Kendini ve karşısındakini nasıl koruyacağını
düşünmeli
Konuşmasının devamında Kayıpmaz "Vatandaşlık bilinci ve
sorumluluğuyla hareket etmemiz gereken bir dönemdeyiz. Biz ne kadar
bu bilinçle hareket edersek kontrollü bir şekilde sosyal
yaşantımızı devam ettirebilirsek pandeminin karşısında o denli
başarılı oluruz. Kişi bu noktada öncelikle kendisini nasıl
koruyacağını sonra da karşısındaki insanları nasıl koruyacağını
düşünmek durumundadır. Ve sosyal hayatındaki bütün hareketlerini ve
davranışlarını bu kritere göre yapmak durumundadır" şeklinde
konuştu.
"Bir hafta sonra endişe ile beni arıyorlar"
Doç. Dr. Kayıpmaz, fiziksel mesafenin sosyal ortamlarda da
koruması gerektiğine işaret ederek, "Bilim Kurulumuzun yayınlamış
olduğu Salgın Döneminde Çalışma Rehberinde birçok iş kolunda
çalışma hayatının nasıl sürdürüleceğine dair önemli kurallar var.
İşletmelerin ve müşterilerin mutlaka bu kurallara uymaları
gerekiyor. Sosyal medyada bir mekanda küçük bir masanın etrafında
8-10 kişi sarılarak, maskesiz ve mesafesiz bir biçimde poz vermiş
arkadaşlarımı görüyorum. Bu sosyal medyadaki mesafesiz
sosyalleşmenin 1 hafta sonrasında bu arkadaşlarımdan bazıları ya
testi pozitif olduğu için veya belirti gösterdiği için 'ne
yapmak' gerektiği endişesi ile beni arıyor. Bu durum beni
üzüyor. Göz göre göre bizim bu virüse yakalanma riskiyle
karşılaşmamamız lazım. Elbette sosyal hayat devam edebilir,
kafeler, restoranlar, spor salonları bunlar açık kalmaya devam
edebilir.
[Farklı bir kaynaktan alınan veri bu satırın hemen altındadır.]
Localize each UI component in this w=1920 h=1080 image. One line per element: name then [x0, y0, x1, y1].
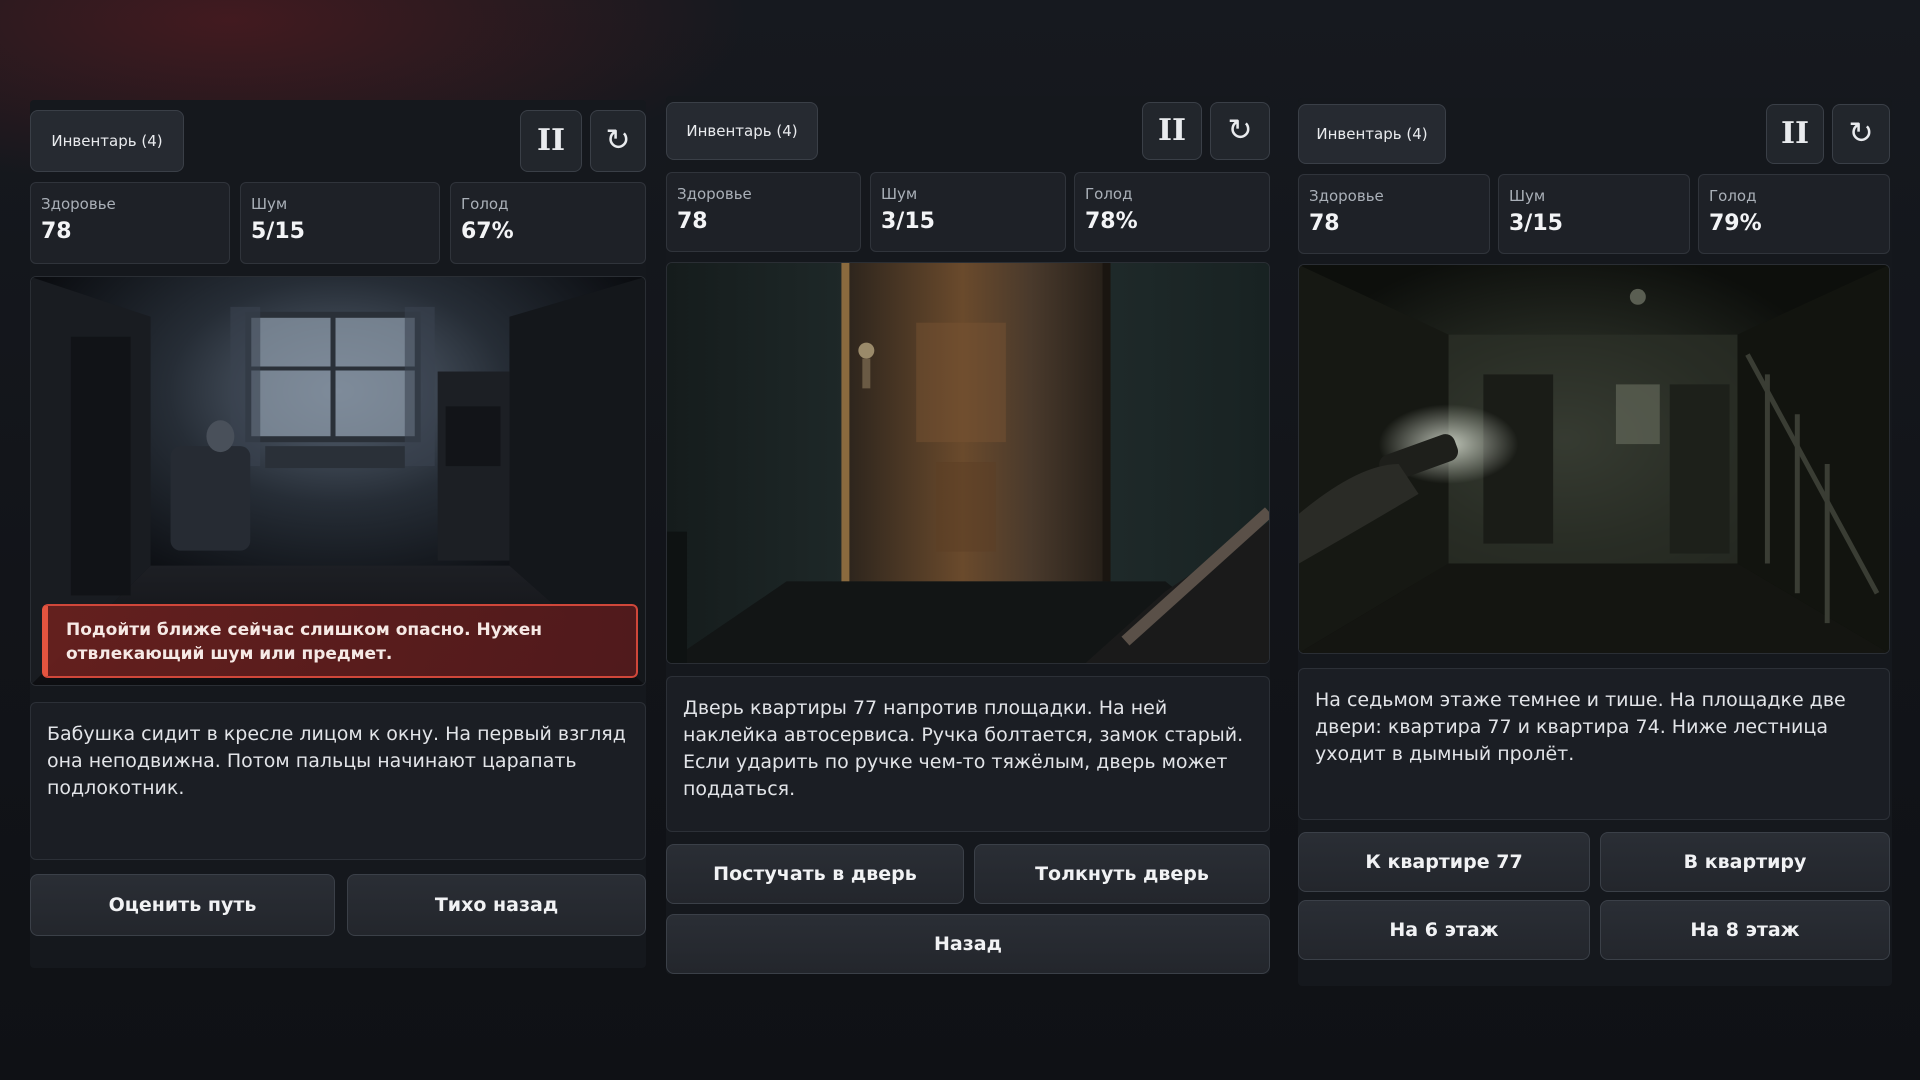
stat-hunger: Голод 67%: [450, 182, 646, 264]
action-button-push-door[interactable]: Толкнуть дверь: [974, 844, 1270, 904]
stat-value: 78: [1309, 211, 1340, 236]
restart-button[interactable]: ↻: [1832, 104, 1890, 164]
stat-label: Голод: [461, 195, 509, 213]
pause-button[interactable]: II: [1766, 104, 1824, 164]
scene-description: Дверь квартиры 77 напротив площадки. На …: [666, 676, 1270, 832]
scene-description: На седьмом этаже темнее и тише. На площа…: [1298, 668, 1890, 820]
pause-icon: II: [1780, 116, 1810, 151]
stat-label: Шум: [251, 195, 288, 213]
pause-icon: II: [1157, 113, 1187, 148]
stat-value: 78: [677, 209, 708, 234]
pause-button[interactable]: II: [520, 110, 582, 172]
game-panel-3: Инвентарь (4) II ↻ Здоровье 78 Шум 3/15 …: [1298, 98, 1892, 986]
pause-icon: II: [536, 123, 566, 158]
stat-health: Здоровье 78: [666, 172, 861, 252]
stat-value: 78: [41, 219, 72, 244]
stat-hunger: Голод 79%: [1698, 174, 1890, 254]
action-button-evaluate-path[interactable]: Оценить путь: [30, 874, 335, 936]
action-button-knock-door[interactable]: Постучать в дверь: [666, 844, 964, 904]
stat-noise: Шум 3/15: [870, 172, 1066, 252]
restart-button[interactable]: ↻: [1210, 102, 1270, 160]
restart-button[interactable]: ↻: [590, 110, 646, 172]
restart-icon: ↻: [605, 123, 631, 158]
stat-value: 79%: [1709, 211, 1762, 236]
stat-value: 3/15: [1509, 211, 1563, 236]
inventory-button[interactable]: Инвентарь (4): [30, 110, 184, 172]
pause-button[interactable]: II: [1142, 102, 1202, 160]
game-panel-1: Инвентарь (4) II ↻ Здоровье 78 Шум 5/15 …: [30, 100, 646, 968]
stat-health: Здоровье 78: [30, 182, 230, 264]
warning-message: Подойти ближе сейчас слишком опасно. Нуж…: [42, 604, 638, 678]
stat-label: Голод: [1709, 187, 1757, 205]
action-button-to-apartment-77[interactable]: К квартире 77: [1298, 832, 1590, 892]
scene-description: Бабушка сидит в кресле лицом к окну. На …: [30, 702, 646, 860]
stat-label: Здоровье: [41, 195, 116, 213]
restart-icon: ↻: [1227, 113, 1253, 148]
stat-noise: Шум 3/15: [1498, 174, 1690, 254]
scene-image-stairwell: [1298, 264, 1890, 654]
scene-image-apartment-door: [666, 262, 1270, 664]
stat-label: Шум: [1509, 187, 1546, 205]
stat-value: 3/15: [881, 209, 935, 234]
stat-health: Здоровье 78: [1298, 174, 1490, 254]
action-button-into-apartment[interactable]: В квартиру: [1600, 832, 1890, 892]
stat-value: 67%: [461, 219, 514, 244]
stat-value: 5/15: [251, 219, 305, 244]
action-button-back[interactable]: Назад: [666, 914, 1270, 974]
game-panel-2: Инвентарь (4) II ↻ Здоровье 78 Шум 3/15 …: [666, 96, 1270, 974]
restart-icon: ↻: [1848, 116, 1874, 151]
stat-value: 78%: [1085, 209, 1138, 234]
stat-label: Здоровье: [1309, 187, 1384, 205]
action-button-quietly-back[interactable]: Тихо назад: [347, 874, 646, 936]
stat-label: Здоровье: [677, 185, 752, 203]
action-button-to-floor-6[interactable]: На 6 этаж: [1298, 900, 1590, 960]
action-button-to-floor-8[interactable]: На 8 этаж: [1600, 900, 1890, 960]
stat-noise: Шум 5/15: [240, 182, 440, 264]
inventory-button[interactable]: Инвентарь (4): [1298, 104, 1446, 164]
stat-label: Голод: [1085, 185, 1133, 203]
stat-hunger: Голод 78%: [1074, 172, 1270, 252]
inventory-button[interactable]: Инвентарь (4): [666, 102, 818, 160]
stat-label: Шум: [881, 185, 918, 203]
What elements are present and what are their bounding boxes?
Burada önemli olan kuralları oralarda da uygulayıp,
virüsün bulaşmasını en aza indirebilmek. Yemekler gelmediği zaman
ya da yemek yenmediği, bir şeyler içilmediği vakit maskelerin
takılması önemli. Bir şey yiyip içileceği zaman maskeler
indirilebilir" diye konuştu.
"Sağlık, güzelliğin önünde gelir"
Doç. Dr. Kayıpmaz, maske, mesafe ve hijyen konusuna dikkat
çekerek, "Bazen televizyonlarda yapılan röportajlarda görüyoruz.
İnsanlara neden maske takmadığı soruluyor; 'makyajım
bozulur' gerekçesi gösteriliyor. Şunu unutmayalım ki sağlık
güzelliğin önünde gelir ve güzellikten daha önemlidir. Ayrıca
Covid-19 belirtileri gösteren kişilerin de öksürük, ateş
yüksekliği, nefes darlığı, yaygın kas ve eklem ağrısı gibi
belirtiler gösteren kişilerin toplum hayatına karışmaması lazım. Bu
kişiler maskesini takarak en yakınındaki sağlık kuruluşuna
başvurmalı. Sonrasında ise hekimleri uygun gördüğü takdirde evde
izole olmalı. Evin için de dahi izole olmalı. Ne yazık ki şunu
görüyoruz izole olması gereken kişilerin belki toplu alanlara
gitmese bile sitelerin, apartmanların bahçesinde vakit geçirdiğini
görüyoruz. Maskesiz bir biçimde asansöre bindiğini duyuyoruz.
Burada izolasyondan kastımız imkanı olan kişiler odasından dahi
başını dışarıya çıkarmayacak. Odasında izole olacak ki öncelikle
aile fertlerine sonra da bir arada yaşanan apartman sakinlerine bu
hastalığı bulaştırmasın" ifadelerini kullandı.